DataFusion Server Usage Guide
GitHub Toggle Dark/Light/Auto mode Toggle Dark/Light/Auto mode Toggle Dark/Light/Auto mode Back to homepage

Using Docker

Pre-built Docker images

DataFusion Server has two container options: a full-featured container with Python plugin enabled and a compact container without Python plugin.

Pull container image from GitHub container registry

GitHub container registry supports only the amd64 architecture.

Full-featured built container:

docker pull ghcr.io/sal-openlab/datafusion-server/datafusion-server:latest

or built without Python plugin container:

docker pull ghcr.io/sal-openlab/datafusion-server/datafusion-server-without-plugin:latest

Executing container

Full-featured built container:

docker run -d --rm \
    -p 4000:4000 \
    -v ./data:/var/datafusion-server/data \
    --name datafusion-server \
    ghcr.io/sal-openlab/datafusion-server/datafusion-server:latest

or without Python plugin container:

docker run -d --rm \
    -p 4000:4000 \
    -v ./data:/var/datafusion-server/data \
    --name datafusion-server \
    ghcr.io/sal-openlab/datafusion-server/datafusion-server-without-plugin:latest

If you are only using sample data in a container, omit the -v ./data:/var/xapi-server/data.

docker run -d --rm \
    -p 4000:4000 \
    --name datafusion-server \
    ghcr.io/sal-openlab/datafusion-server/datafusion-server:latest

Checking running logs and server statistics

Inspecting container logs.

docker logs datafusion-server

Call statistics endpoint by cURL with jq formatter.

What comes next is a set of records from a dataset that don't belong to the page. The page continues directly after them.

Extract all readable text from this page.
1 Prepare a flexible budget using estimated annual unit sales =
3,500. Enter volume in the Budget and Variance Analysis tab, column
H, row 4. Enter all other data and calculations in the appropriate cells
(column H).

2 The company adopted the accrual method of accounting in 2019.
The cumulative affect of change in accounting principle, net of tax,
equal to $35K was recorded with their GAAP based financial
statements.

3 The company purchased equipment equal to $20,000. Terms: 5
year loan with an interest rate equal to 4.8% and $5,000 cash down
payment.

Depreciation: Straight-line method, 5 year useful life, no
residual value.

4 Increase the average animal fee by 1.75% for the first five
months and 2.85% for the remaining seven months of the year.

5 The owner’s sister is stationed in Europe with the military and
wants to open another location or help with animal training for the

curl http://localhost:4000/sysinfo | jq

Results is like follows.

{
  "name": "datafusion-server",
  "version": "0.9.1",
  "plugin": {
    "pythonInterpreter": "3.11.7 (main, Jan  9 2024, 06:52:32) [GCC 12.2.0]",
    "connectors": [
      {
        "module": "example",
        "version": "1.1.0"
      },
      {
        "module": "excel",
        "version": "1.0.0"
      }
    ],
    "processors": [
      {
        "module": "pivot-table",
        "version": "1.0.0"
      }
    ]
  },
  "statistics": {
    "runningTime": 1277
  }
}

Stopping container

docker stop datafusion-server

Building containers your self

Clone the source codes from GitHub

git clone https://github.com/sal-openlab/datafusion-server.git
cd datafusion-server

Executes the bundled shell script

./make-containers.sh

This will build two containers: a full-feature container and a compact container with the without plugin feature. Additionally, Docker image files containing both containers are generated.

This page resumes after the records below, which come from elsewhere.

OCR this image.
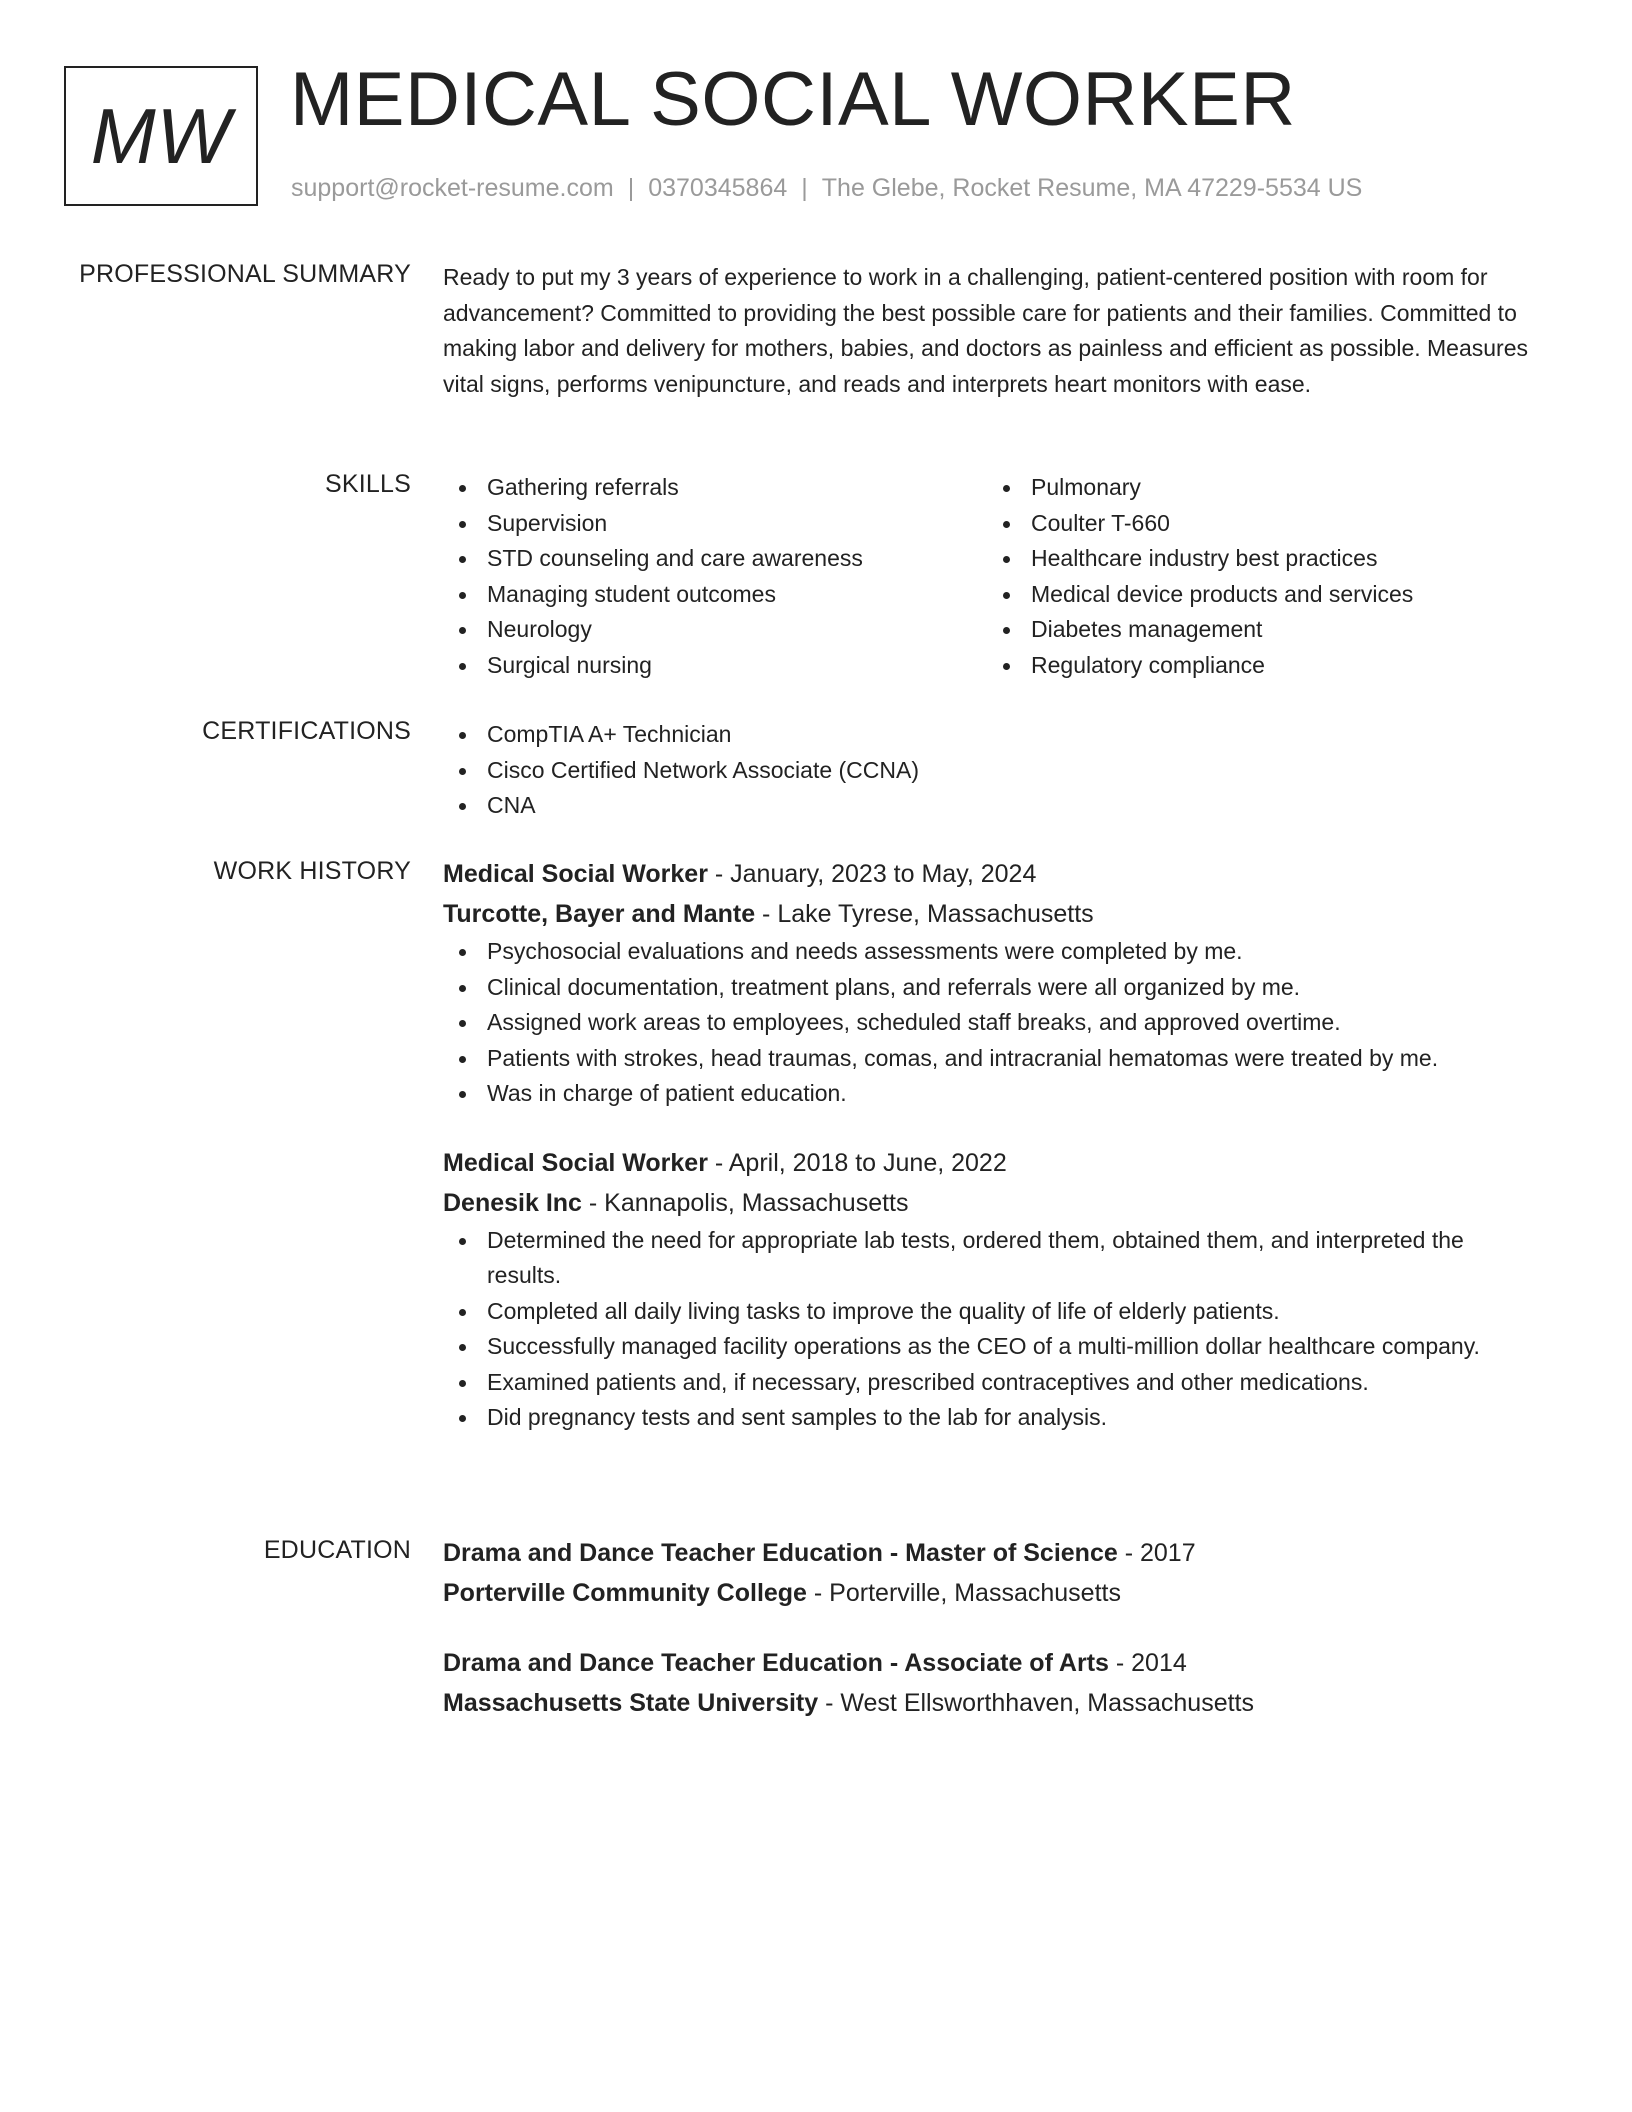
MW MEDICAL SOCIAL WORKER
support@rocket-resume.com | 0370345864 | The Glebe, Rocket Resume, MA 47229-5534 US
PROFESSIONAL SUMMARY Ready to put my 3 years of experience to work in a challenging, patient-centered position with room for advancement? Committed to providing the best possible care for patients and their families. Committed to making labor and delivery for mothers, babies, and doctors as painless and efficient as possible. Measures vital signs, performs venipuncture, and reads and interprets heart monitors with ease.
SKILLS	Gathering referrals
Supervision
STD counseling and care awareness
Managing student outcomes
Neurology
Surgical nursing
Pulmonary
Coulter T-660
Healthcare industry best practices
Medical device products and services
Diabetes management
Regulatory compliance
CERTIFICATIONS	CompTIA A+ Technician
Cisco Certified Network Associate (CCNA)
CNA
WORK HISTORY Medical Social Worker - January, 2023 to May, 2024
Turcotte, Bayer and Mante - Lake Tyrese, Massachusetts
Psychosocial evaluations and needs assessments were completed by me.
Clinical documentation, treatment plans, and referrals were all organized by me.
Assigned work areas to employees, scheduled staff breaks, and approved overtime.
Patients with strokes, head traumas, comas, and intracranial hematomas were treated by me.
Was in charge of patient education.
Medical Social Worker - April, 2018 to June, 2022
Denesik Inc - Kannapolis, Massachusetts
Determined the need for appropriate lab tests, ordered them, obtained them, and interpreted the results.
Completed all daily living tasks to improve the quality of life of elderly patients.
Successfully managed facility operations as the CEO of a multi-million dollar healthcare company.
Examined patients and, if necessary, prescribed contraceptives and other medications.
Did pregnancy tests and sent samples to the lab for analysis.
EDUCATION Drama and Dance Teacher Education - Master of Science - 2017
Porterville Community College - Porterville, Massachusetts
Drama and Dance Teacher Education - Associate of Arts - 2014
Massachusetts State University - West Ellsworthhaven, Massachusetts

  • datafusion-server-x.y.z.tar.gz
  • datafusion-server-without-plugin-x.y.z.tar.gz

If the --no-export option is added to the make-containers.sh script, container image creation will not be performed.

Executing container

Full-featured built container:

docker run -d --rm \
    -p 4000:4000 \
    -p 50051:50051 \
    -p 9100:9100 \
    -v ./data:/var/datafusion-server/data \
    --name datafusion-server \
    datafusion-server:x.y.z

or without Python plugin container:

docker run -d --rm \
    -p 4000:4000 \
    -p 50051:50051 \
    -p 9100:9100 \
    -v ./data:/var/datafusion-server/data \
    --name datafusion-server \
    datafusion-server-without-plugin:x.y.z

If you are only using sample data in a container, omit the -v ./data:/var/xapi-server/data.

docker run -d --rm \
    -p 4000:4000 \
    -p 50051:50051 \
    -p 9100:9100 \
    --name datafusion-server \
    datafusion-server:x.y.z
The metrics expose port (default 9100) should not be publicly accessible. It should be operated within the same Docker network as the Prometheus server, but it is shown here as an example.